Twee dagen geleden staat een stuk in een Balinese krant over de nieuwe geautomatiseerde douane controle. Die zou alle problemen oplossen. Dat is de droom zullen we maar zeggen. De daad is heel anders. We staan bij de paspoortcontrole een uur in de rij. Dit is de tweede van de drie controles. Naast ons is een rij van zeker 50 elektronische dubbele scan zuilen met poortjes. De bedoeling is dat je bij de eerste zuil de QR code van de betaling van je visum laat zien en bij de tweede je paspoort. In het uur dat we staan te wachten zie ik een (1) jongen de scanner passeren. De tweede scanner lukt hem niet. Hij moet door personeel gered worden.
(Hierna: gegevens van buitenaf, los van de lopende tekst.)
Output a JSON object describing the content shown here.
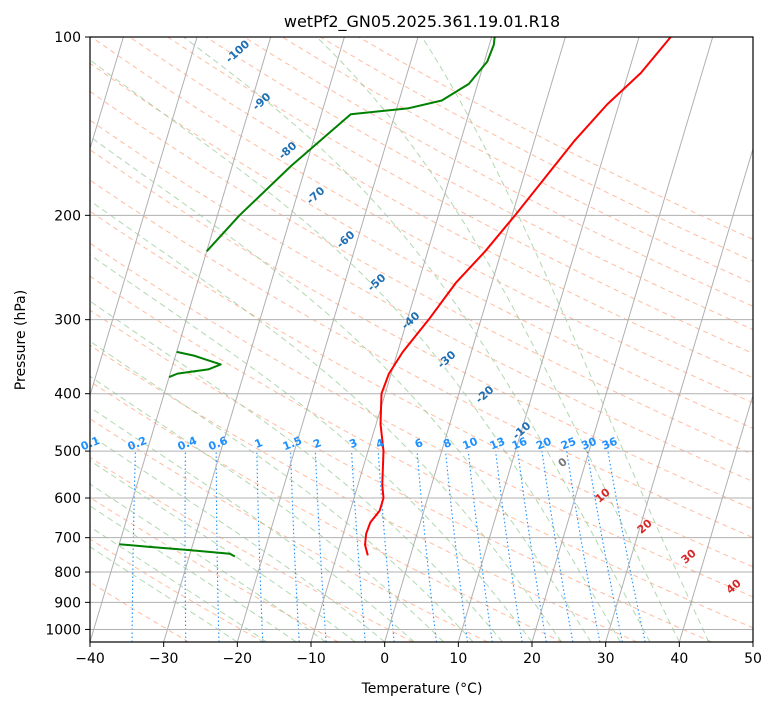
{
  "chart_data": {
    "type": "line",
    "subtype": "skew-T log-P diagram",
    "title": "wetPf2_GN05.2025.361.19.01.R18",
    "xlabel": "Temperature (°C)",
    "ylabel": "Pressure (hPa)",
    "xlim": [
      -40,
      50
    ],
    "ylim": [
      1050,
      100
    ],
    "x_ticks": [
      -40,
      -30,
      -20,
      -10,
      0,
      10,
      20,
      30,
      40,
      50
    ],
    "x_tick_labels": [
      "−40",
      "−30",
      "−20",
      "−10",
      "0",
      "10",
      "20",
      "30",
      "40",
      "50"
    ],
    "y_ticks": [
      1000,
      900,
      800,
      700,
      600,
      500,
      400,
      300,
      200,
      100
    ],
    "y_tick_labels": [
      "1000",
      "900",
      "800",
      "700",
      "600",
      "500",
      "400",
      "300",
      "200",
      "100"
    ],
    "colors": {
      "temperature": "#ff0000",
      "dewpoint": "#008000",
      "isotherm": "#b0b0b0",
      "dry_adiabat": "#ffa07a",
      "moist_adiabat": "#90c890",
      "mixing_ratio": "#1e90ff",
      "saturation_label": "#1f6fb4",
      "wetbulb_label": "#d62728"
    },
    "series": [
      {
        "name": "Temperature",
        "points": [
          {
            "p": 750,
            "t": -5.8
          },
          {
            "p": 720,
            "t": -6.6
          },
          {
            "p": 690,
            "t": -6.9
          },
          {
            "p": 660,
            "t": -6.8
          },
          {
            "p": 630,
            "t": -6.0
          },
          {
            "p": 600,
            "t": -6.0
          },
          {
            "p": 570,
            "t": -6.7
          },
          {
            "p": 500,
            "t": -7.9
          },
          {
            "p": 450,
            "t": -9.4
          },
          {
            "p": 400,
            "t": -10.5
          },
          {
            "p": 370,
            "t": -10.3
          },
          {
            "p": 340,
            "t": -9.3
          },
          {
            "p": 300,
            "t": -7.1
          },
          {
            "p": 260,
            "t": -4.9
          },
          {
            "p": 230,
            "t": -2.2
          },
          {
            "p": 200,
            "t": 0.4
          },
          {
            "p": 150,
            "t": 5.4
          },
          {
            "p": 130,
            "t": 8.4
          },
          {
            "p": 115,
            "t": 11.7
          },
          {
            "p": 100,
            "t": 14.3
          }
        ]
      },
      {
        "name": "Dewpoint (lower)",
        "points": [
          {
            "p": 753,
            "t": -23.8
          },
          {
            "p": 745,
            "t": -24.6
          },
          {
            "p": 735,
            "t": -30.0
          },
          {
            "p": 725,
            "t": -36.0
          },
          {
            "p": 718,
            "t": -40.0
          }
        ]
      },
      {
        "name": "Dewpoint (mid)",
        "points": [
          {
            "p": 375,
            "t": -40.0
          },
          {
            "p": 370,
            "t": -39.0
          },
          {
            "p": 364,
            "t": -35.0
          },
          {
            "p": 357,
            "t": -33.5
          },
          {
            "p": 351,
            "t": -35.5
          },
          {
            "p": 345,
            "t": -37.5
          },
          {
            "p": 340,
            "t": -40.0
          }
        ]
      },
      {
        "name": "Dewpoint (upper)",
        "points": [
          {
            "p": 230,
            "t": -40.0
          },
          {
            "p": 200,
            "t": -37.0
          },
          {
            "p": 165,
            "t": -32.0
          },
          {
            "p": 135,
            "t": -26.0
          },
          {
            "p": 132,
            "t": -18.5
          },
          {
            "p": 128,
            "t": -14.2
          },
          {
            "p": 120,
            "t": -11.2
          },
          {
            "p": 110,
            "t": -9.6
          },
          {
            "p": 103,
            "t": -9.4
          },
          {
            "p": 100,
            "t": -9.6
          }
        ]
      }
    ],
    "saturation_adiabat_labels": [
      "-100",
      "-90",
      "-80",
      "-70",
      "-60",
      "-50",
      "-40",
      "-30",
      "-20",
      "-10"
    ],
    "wetbulb_labels": [
      "0",
      "10",
      "20",
      "30",
      "40"
    ],
    "mixing_ratio_labels": [
      "0.1",
      "0.2",
      "0.4",
      "0.6",
      "1",
      "1.5",
      "2",
      "3",
      "4",
      "6",
      "8",
      "10",
      "13",
      "16",
      "20",
      "25",
      "30",
      "36"
    ]
  }
}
Na een uur is Leonie aan de beurt. Het duurt echter nog wel 20 min voordat haar controle afgerond is. Iets kan niet gescaned worden. Een chef met bevoegdheden wordt er uiteindelijk bijgehaald. Bij Leonie, die helemaal niet tegen wachten kan, komt het stoom dan uit de oren. Iemand doodslaan deed ze niet gelukkig.
Ik neem het mezelf wat kwalijk dat ik zo slecht voorbereid hier arriveer. Gelukkig hebben we net genoeg Thaise Baht om de visa te betalen. Balinese logica: je hebt geen visum nodig, maar je moet er wel voor betalen.
Uitgeput van de reis hangen we een dagje heerlijk op het strand van het hotel. Het hotel is prachtig, vanuit bed kunnen we de zee zien.
Op het strand voltrekt zich een andere balinese logica: als je het niet ziet is het er niet. Zeewier is in grote hoeveelheden aangespoeld met het zeewier ook allerlei plastic. Drie tuinmannen zij de hele dag bezig om gaten te graven en daar dan het zeewier met het plastic in te gooien. Ze passen hun werktempo aan zodat ze niet te vroeg klaar zijn.
Gisterenavond toch nog op het strand kunnen eten. Op weg in het halfdonker in de onoverzichtelijke tuin van het hotel, loop ik een trapje af zo een vijver in. Met mijn nette broek en schoenen. Kniehoog nat. Wel gelachen.
Het eten was een aangename verrassing. Het was heel lekker, pittig en goed gekruid. Dat belooft wat de komende week.